Part 2, a day in Normandy…Profoundly moving experience…

The grounds at the Normandy American Cemetery and Memorial are meticulously maintained and a treasure to behold.

As we continue with the photos on Part 2 of our tour of Normandy, France, which was five days ago, the memories of that special day still flow freely through our minds. 

Omaha Beach.
Omaha Beach.

Without a doubt, the experience which I’d anticipated would not be of much interest to me other than deep compassion for the brave soldiers that died for our freedom, proved to be an experience we’ll both always remember. 

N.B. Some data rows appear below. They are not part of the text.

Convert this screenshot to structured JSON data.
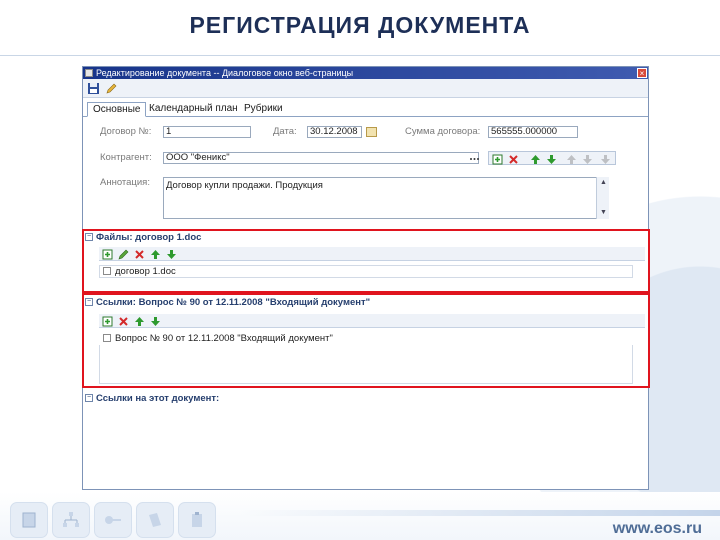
{
  "slide": {
    "title": "РЕГИСТРАЦИЯ ДОКУМЕНТА",
    "website": "www.eos.ru"
  },
  "window": {
    "title": "Редактирование документа -- Диалоговое окно веб-страницы",
    "close_glyph": "×"
  },
  "tabs": [
    {
      "label": "Основные",
      "active": true
    },
    {
      "label": "Календарный план",
      "active": false
    },
    {
      "label": "Рубрики",
      "active": false
    }
  ],
  "form": {
    "contract_number_label": "Договор №:",
    "contract_number_value": "1",
    "date_label": "Дата:",
    "date_value": "30.12.2008",
    "amount_label": "Сумма договора:",
    "amount_value": "565555.000000",
    "counterparty_label": "Контрагент:",
    "counterparty_value": "ООО \"Феникс\"",
    "annotation_label": "Аннотация:",
    "annotation_value": "Договор купли продажи. Продукция"
  },
  "files_section": {
    "header": "Файлы: договор 1.doc",
    "toggle": "−",
    "items": [
      {
        "name": "договор 1.doc"
      }
    ]
  },
  "links_section": {
    "header": "Ссылки: Вопрос № 90 от 12.11.2008 \"Входящий документ\"",
    "toggle": "−",
    "items": [
      {
        "name": "Вопрос № 90 от 12.11.2008 \"Входящий документ\""
      }
    ]
  },
  "backlinks_section": {
    "header": "Ссылки на этот документ:",
    "toggle": "−"
  },
  "icons": {
    "save": "save-icon",
    "edit": "edit-icon",
    "add": "add-icon",
    "delete": "delete-icon",
    "up": "arrow-up-icon",
    "down": "arrow-down-icon",
    "calendar": "calendar-icon",
    "dropdown": "dropdown-icon"
  },
  "colors": {
    "accent": "#1d2f57",
    "highlight": "#e0141e",
    "titlebar": "#17348a",
    "delete": "#d42a2a",
    "move": "#2e9a2e"
  }
}
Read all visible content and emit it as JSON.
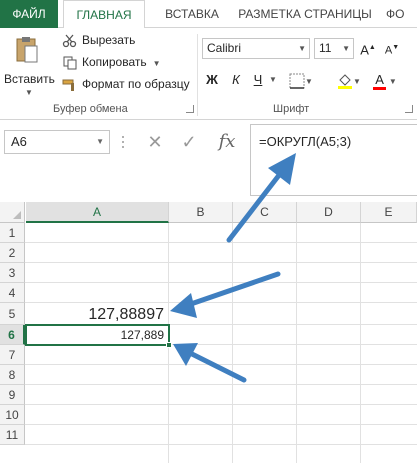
{
  "ribbon": {
    "tabs": [
      {
        "label": "ФАЙЛ"
      },
      {
        "label": "ГЛАВНАЯ"
      },
      {
        "label": "ВСТАВКА"
      },
      {
        "label": "РАЗМЕТКА СТРАНИЦЫ"
      },
      {
        "label": "ФО"
      }
    ],
    "clipboard": {
      "paste_label": "Вставить",
      "cut_label": "Вырезать",
      "copy_label": "Копировать",
      "format_painter_label": "Формат по образцу",
      "group_label": "Буфер обмена"
    },
    "font": {
      "font_name": "Calibri",
      "font_size": "11",
      "bold_label": "Ж",
      "italic_label": "К",
      "underline_label": "Ч",
      "font_color_label": "A",
      "group_label": "Шрифт"
    }
  },
  "formula_bar": {
    "name_box": "A6",
    "fx_label": "fx",
    "formula": "=ОКРУГЛ(A5;3)"
  },
  "grid": {
    "columns": [
      "A",
      "B",
      "C",
      "D",
      "E"
    ],
    "rows": [
      "1",
      "2",
      "3",
      "4",
      "5",
      "6",
      "7",
      "8",
      "9",
      "10",
      "11"
    ],
    "cells": {
      "a5": "127,88897",
      "a6": "127,889"
    }
  },
  "colors": {
    "accent": "#217346",
    "arrow": "#3f7fc0",
    "highlight": "#ffff00",
    "font_color": "#ff0000"
  }
}
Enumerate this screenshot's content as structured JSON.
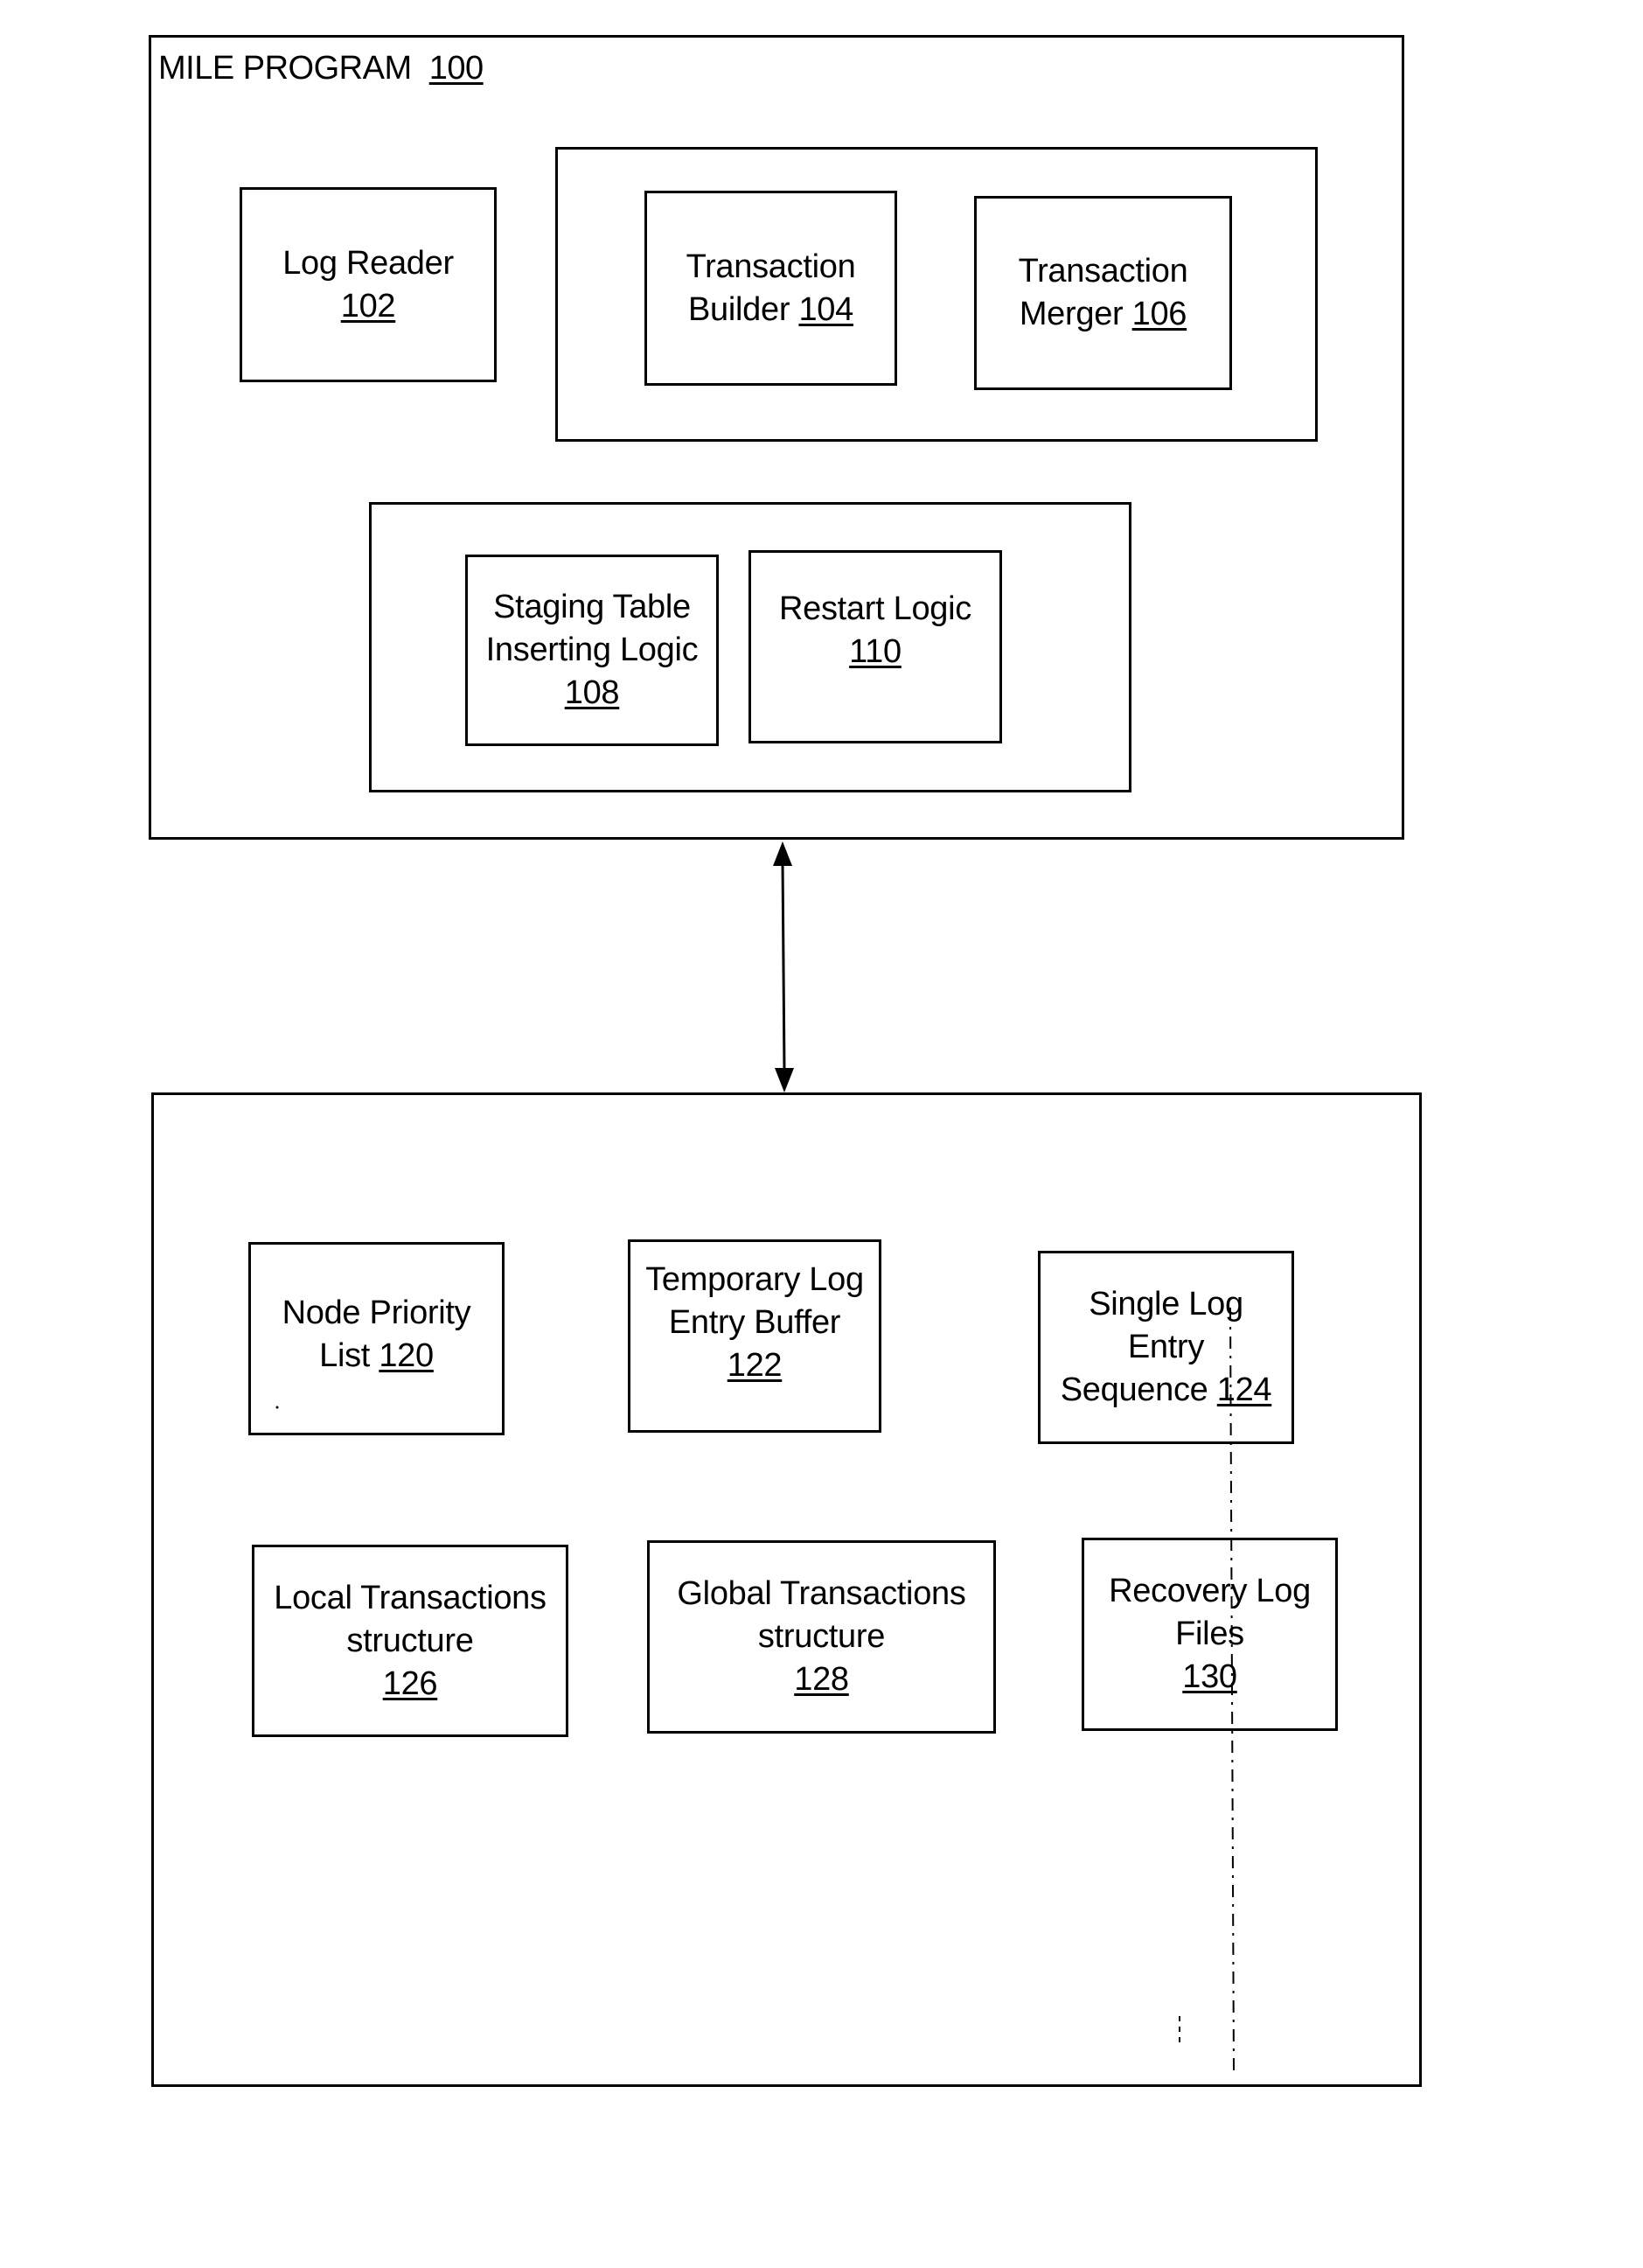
{
  "diagram": {
    "top_container": {
      "title": "MILE PROGRAM",
      "ref": "100"
    },
    "components_top": [
      {
        "id": "log-reader",
        "label": "Log Reader\n",
        "ref": "102"
      },
      {
        "id": "transaction-builder",
        "label": "Transaction\nBuilder ",
        "ref": "104"
      },
      {
        "id": "transaction-merger",
        "label": "Transaction\nMerger ",
        "ref": "106"
      },
      {
        "id": "staging-table-inserting-logic",
        "label": "Staging Table\nInserting Logic\n",
        "ref": "108"
      },
      {
        "id": "restart-logic",
        "label": "Restart Logic\n",
        "ref": "110"
      }
    ],
    "components_bottom": [
      {
        "id": "node-priority-list",
        "label": "Node Priority\nList ",
        "ref": "120"
      },
      {
        "id": "temporary-log-entry-buffer",
        "label": "Temporary Log\nEntry Buffer\n",
        "ref": "122"
      },
      {
        "id": "single-log-entry-sequence",
        "label": "Single Log\nEntry\nSequence ",
        "ref": "124"
      },
      {
        "id": "local-transactions-structure",
        "label": "Local Transactions\nstructure\n",
        "ref": "126"
      },
      {
        "id": "global-transactions-structure",
        "label": "Global Transactions\nstructure\n",
        "ref": "128"
      },
      {
        "id": "recovery-log-files",
        "label": "Recovery Log\nFiles\n",
        "ref": "130"
      }
    ],
    "connector": {
      "type": "bidirectional-arrow",
      "from": "top_container",
      "to": "bottom_container"
    }
  }
}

This view toward the land from the beach, that the soldiers had to navigate as the Germans lay in wait in bunkers throughout the area.

Not only were we moved when visiting the beaches and the grounds of the perfectly manicured and landscaped tribute to our fallen soldiers of so long ago, but we were also pleased to see the reverence and respect that have kept this site an important place for Americans and other citizens to visit.

The walkway we took toward the American Cemetery and Memorial.
We walked through the garden and memorial in order the enter the area of the marked and unmarked gravesites.

As we walked in the sand on the almost barren Omaha Beach and Utah Beach, we could easily imagine the sorrowful struggle our soldiers bore as they stormed the beaches continually besieged by well planned German soldiers.

Us, on Omaha Beach, both grateful for the opportunity to visit historic Normandy, France.

The massive Allied assault on the Normandy coastline on June 6, 1944, aimed to liberate France and fight its way into Nazi Germany. Prior to dawn on June 6, three airborne divisions, the US 82nd and 101st and, the British 6th, landed by parachute and glider behind the targeted beaches.

Bronze statue at the cemetery, “The spirit of the American Youth Rising from the Waves”
View of the sea and Omaha Beach from the cemetery.

Allied naval forces including the US Coast Guard, conveyed assault forces across the English Channel. Beginning at 6:30 am six US, British and Canadian divisions landed on Utah, Omaha, Gold, Juno, and Sword Beaches in history’s greatest amphibious assault.

This was only a small section of the gravesites of almost 10,000 fallen soldiers.
Grave marker for Theodore Roosevelt, Jr, son of former President Theodore Roosevelt.

Over the next three months, the Allies battled German troops throughout Normandy. British and Canadian freed Caen, France, and the Americans liberated Cherbourg staging a dramatic breakout. 

Memorial building on the grounds of the cemetery. 

There is a wall of names such as shown here in the Garden of the Missing.

Many exquisite roses and plantings highlight the grave plots as they trim the Garden of the Missing.

Allied troops, joined by French and Polish units encircled and annihilated German troops at the Falaise Pocket while surviving units fled eastward. At this point, the way was now open to advance toward Paris and then on to Germany.”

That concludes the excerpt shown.